Grasslands, by contrast, are dominated by grasses and herbs with few or no woody plants. Forests have a canopy of tall trees. Shrublands sit between the two, and in many places you’ll find transitional zones where all three vegetation types blend together, with scattered shrubs giving way to open grass or isolated trees poking above the shrub layer.
Where Shrublands Are Found
Shrublands exist on every continent, but they’re especially common in regions with Mediterranean climates, where summers are hot and dry and winters are cool and moist. Summer temperatures in these areas can reach 38°C (100°F), while winter temperatures hover around -1°C (30°F). Annual rainfall typically falls between 200 and 1,000 millimeters, enough to support woody plants but not enough to sustain dense forest.
Each region has developed its own name for the local shrubland type. In California, it’s called chaparral and coastal scrub. Along the Mediterranean coast, the French call it maquis or garrigue, while the Greeks know it as phyrgana. Chile has its matorral, South Africa its fynbos and strandveld, and Australia its kwongan and mallee. Despite the different names, all of these landscapes share a similar structure: dense, low, woody vegetation shaped by seasonal drought and periodic fire.
Not all shrublands are Mediterranean. Desert shrublands exist in arid regions with even less rainfall, while alpine shrublands grow at high elevations in cold, semiarid mountain environments. The soils differ considerably between types. Desert shrublands tend to have gray-brown or brown desert soils, while alpine shrublands develop on meadow soils and chestnut soils that are richer in nitrogen and organic matter near the surface.
What Makes Shrubland Plants So Tough
The plants that thrive in shrublands share a set of survival strategies built around one central problem: not enough water for part of the year. Many shrubland species have sclerophyllous leaves, a term that simply means hard, tough, stiff, and leathery. These leaves are denser and thicker than typical foliage, packed with extra fiber and lignin (the structural compound that makes wood rigid). They also contain lower concentrations of nitrogen, phosphorus, and water per unit of mass compared to softer-leaved plants.
This leaf design serves a clear purpose. Stiff cell walls help maintain internal water pressure even during drought. Thick outer coatings on the leaves and reinforced internal structures reduce water loss through evaporation. Some species also produce high levels of phenolic compounds, which deter herbivores from eating their precious, energy-expensive leaves. The tradeoff is slower growth. These plants invest heavily in each leaf, making them long-lasting and drought-resistant rather than fast-growing.
Fire as a Life Cycle
Fire is not a catastrophe for most shrubland ecosystems. It’s a recurring event that many species depend on for reproduction. Shrubland plants have evolved multiple strategies to survive and even exploit fire.
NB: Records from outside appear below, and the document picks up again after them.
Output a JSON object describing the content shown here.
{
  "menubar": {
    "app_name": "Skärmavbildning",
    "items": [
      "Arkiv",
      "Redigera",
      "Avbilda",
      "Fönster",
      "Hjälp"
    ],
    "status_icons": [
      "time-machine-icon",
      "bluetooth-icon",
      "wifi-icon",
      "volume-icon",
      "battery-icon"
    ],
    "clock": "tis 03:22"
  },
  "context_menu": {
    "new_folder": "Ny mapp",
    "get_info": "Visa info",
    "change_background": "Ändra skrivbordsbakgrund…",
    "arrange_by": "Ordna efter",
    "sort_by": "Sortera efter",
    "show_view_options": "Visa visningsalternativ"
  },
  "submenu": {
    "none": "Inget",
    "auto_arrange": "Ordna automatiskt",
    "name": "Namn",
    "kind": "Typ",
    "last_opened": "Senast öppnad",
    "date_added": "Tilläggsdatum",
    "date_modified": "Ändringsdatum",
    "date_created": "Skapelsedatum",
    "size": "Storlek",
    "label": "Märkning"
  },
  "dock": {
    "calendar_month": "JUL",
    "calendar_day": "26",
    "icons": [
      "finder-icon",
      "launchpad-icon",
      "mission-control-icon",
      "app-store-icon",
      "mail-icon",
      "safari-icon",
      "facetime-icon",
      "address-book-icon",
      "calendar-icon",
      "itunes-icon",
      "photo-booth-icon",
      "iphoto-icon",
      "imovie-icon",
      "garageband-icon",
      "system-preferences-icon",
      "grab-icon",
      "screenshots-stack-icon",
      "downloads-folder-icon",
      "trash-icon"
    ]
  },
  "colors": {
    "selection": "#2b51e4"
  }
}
Some species produce seeds with thick, impermeable coats that sit dormant in the soil for years. When fire sweeps through, the intense heat cracks open these seed coats, allowing water to penetrate and germination to begin. Other plants rely on chemical signals in smoke itself. Burning vegetation releases a family of compounds called karrikins, which stimulate germination in the seeds of at least 1,200 Australian species alone. A related smoke compound called glyceronitrile also triggers germination in plants from both fire-prone and non-fire-prone ecosystems.
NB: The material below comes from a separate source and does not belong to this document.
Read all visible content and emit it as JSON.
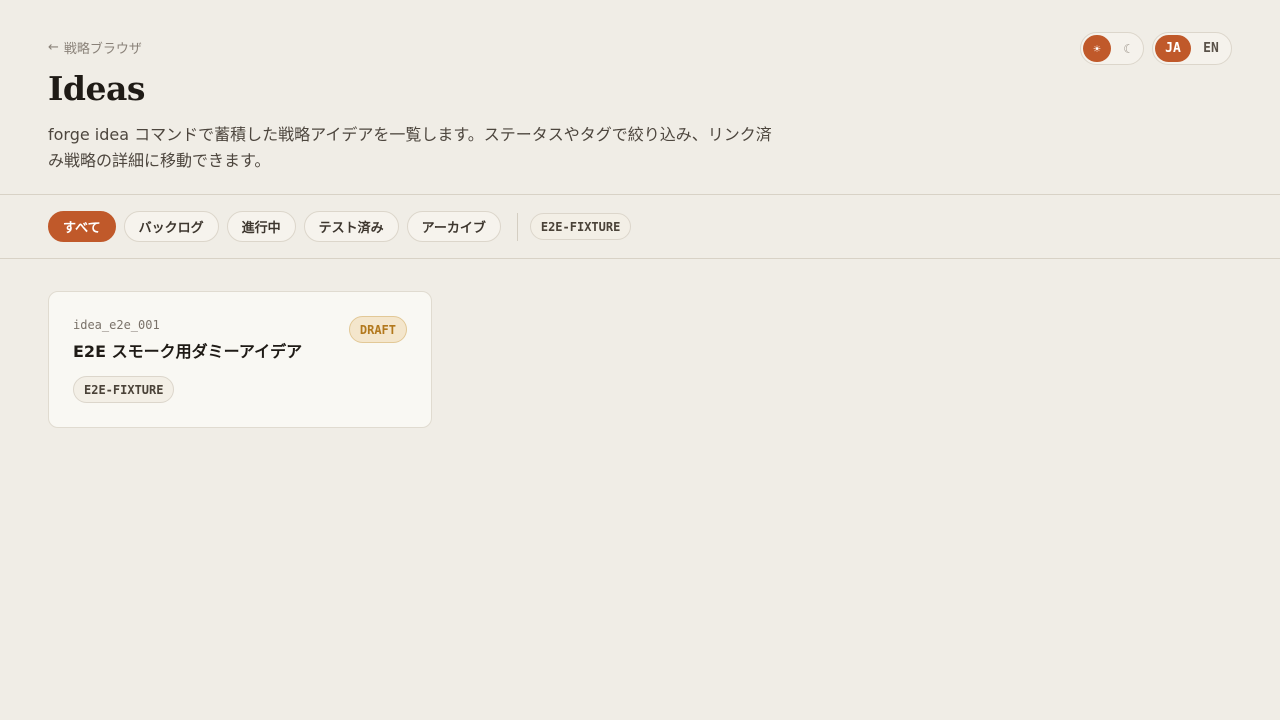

For species with more complex dormancy, the process works in stages. Heat shock first breaks the physical barrier of the seed coat, and then chemical compounds in smoke or smoke-soaked water release the seed from its deeper physiological dormancy. The result is a burst of new growth in the months following a fire, as thousands of seeds germinate simultaneously in the newly cleared, nutrient-rich soil.
Carbon Storage and Climate Impacts
Shrublands store significantly less carbon per acre than forests, but their vast global coverage means they hold enormous amounts of carbon collectively. This distinction matters increasingly as climate change reshapes where different vegetation types can survive. Modeling of the western United States suggests that under moderate warming scenarios, about 40% of currently forested areas could transition to shrubland or grassland. Under more severe warming, that figure rises to 58%.
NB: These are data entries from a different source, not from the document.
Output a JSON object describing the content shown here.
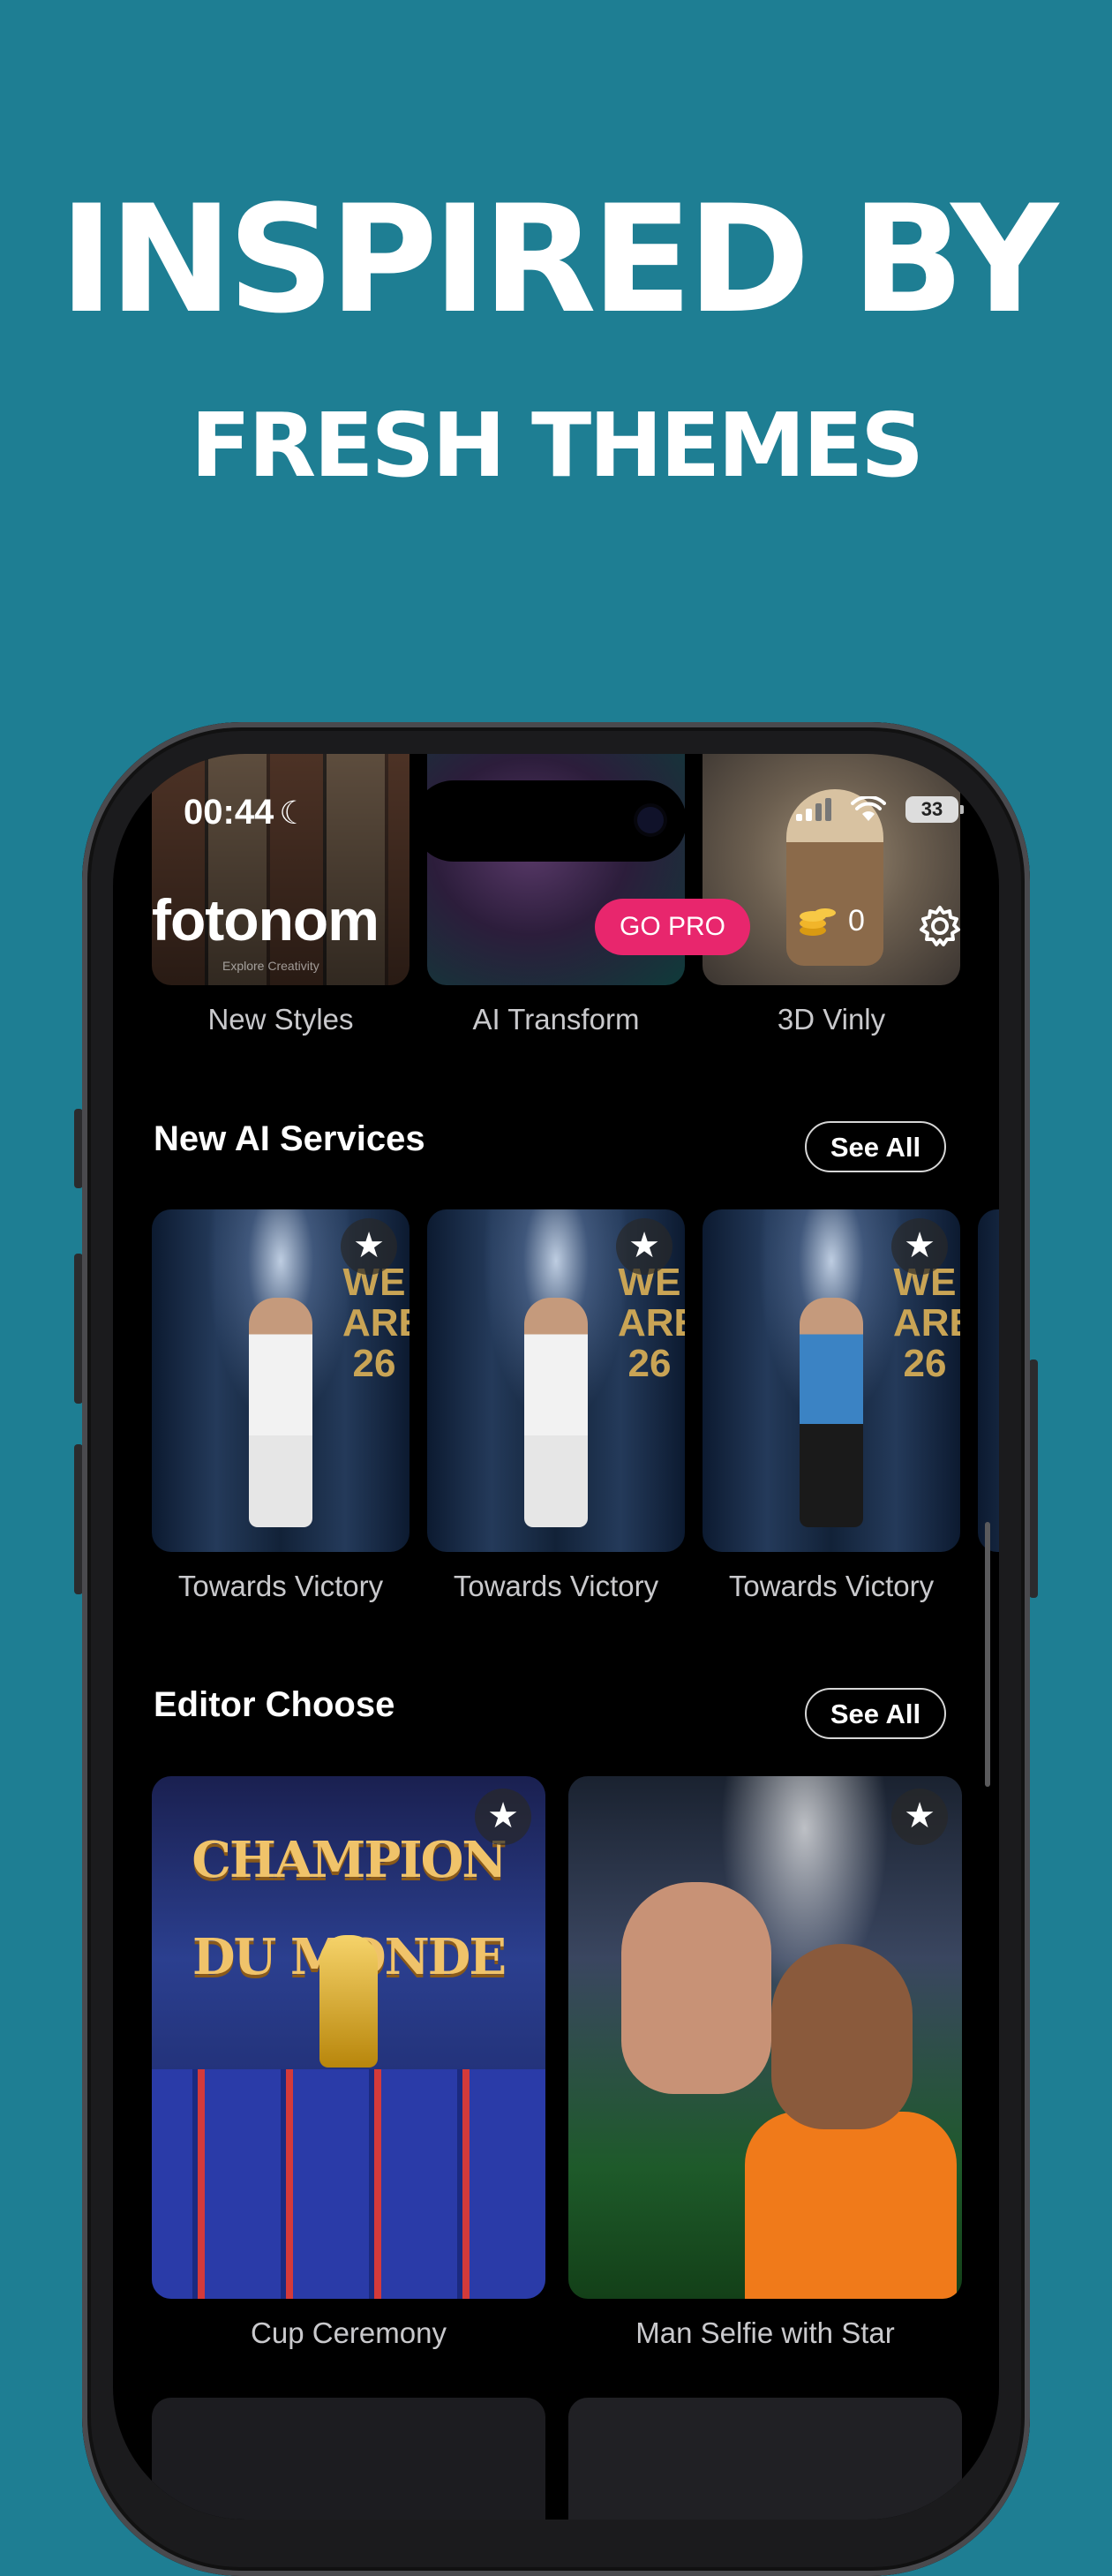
{
  "promo": {
    "headline": "INSPIRED BY",
    "subheadline": "FRESH THEMES"
  },
  "status_bar": {
    "time": "00:44",
    "battery": "33"
  },
  "header": {
    "logo": "fotonom",
    "tagline": "Explore Creativity",
    "go_pro_label": "GO PRO",
    "coins": "0"
  },
  "style_categories": [
    {
      "label": "New Styles"
    },
    {
      "label": "AI Transform"
    },
    {
      "label": "3D Vinly"
    }
  ],
  "new_ai_services": {
    "title": "New AI Services",
    "see_all_label": "See All",
    "items": [
      {
        "label": "Towards Victory",
        "wall_text": "WE ARE 26"
      },
      {
        "label": "Towards Victory",
        "wall_text": "WE ARE 26"
      },
      {
        "label": "Towards Victory",
        "wall_text": "WE ARE 26"
      }
    ]
  },
  "editor_choose": {
    "title": "Editor Choose",
    "see_all_label": "See All",
    "items": [
      {
        "label": "Cup Ceremony",
        "banner_text": "CHAMPION DU MONDE"
      },
      {
        "label": "Man Selfie with Star"
      }
    ]
  },
  "colors": {
    "background": "#1e7e93",
    "accent": "#e8266d"
  }
}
These transitions carry real consequences. When forests shrink and shrublands or grasslands expand, the total carbon stored in those landscapes drops. While the new shrub and grass vegetation does actively absorb carbon from the atmosphere, it cannot fully compensate for the loss of the large carbon pools held in trees and forest soils. The net effect is a release of carbon, estimated at 60 to 82 billion grams depending on the warming scenario, just for the western U.S. alone.
Threats to Shrubland Ecosystems
Between 2000 and 2020, shrublands accounted for about 18% of all mountain vegetated landscape lost globally. The overwhelming majority of this loss, roughly 89%, was driven by human activity rather than natural events. Agricultural expansion was the single largest cause, responsible for about 83% of human-driven vegetation loss across forests, grasslands, and shrublands combined. Urban growth and mining contributed smaller shares.
Drought, however, hits shrublands disproportionately hard in certain regions. In North America, drought was responsible for nearly 49% of shrubland loss, and in Latin America, about 41%. This is notable because drought caused a much smaller share of forest and grassland losses in those same regions, suggesting that shrublands sit at a particular climate threshold where small shifts in rainfall can push them past their limits.
The expansion of human settlements into shrubland areas also creates growing wildfire risk. As homes and infrastructure push further into these fire-adapted landscapes, the overlap between human development and fire-prone vegetation, sometimes called the wildland-urban interface, increases. This concentrates both environmental and human risk in the same places, making fire management more complicated and more costly.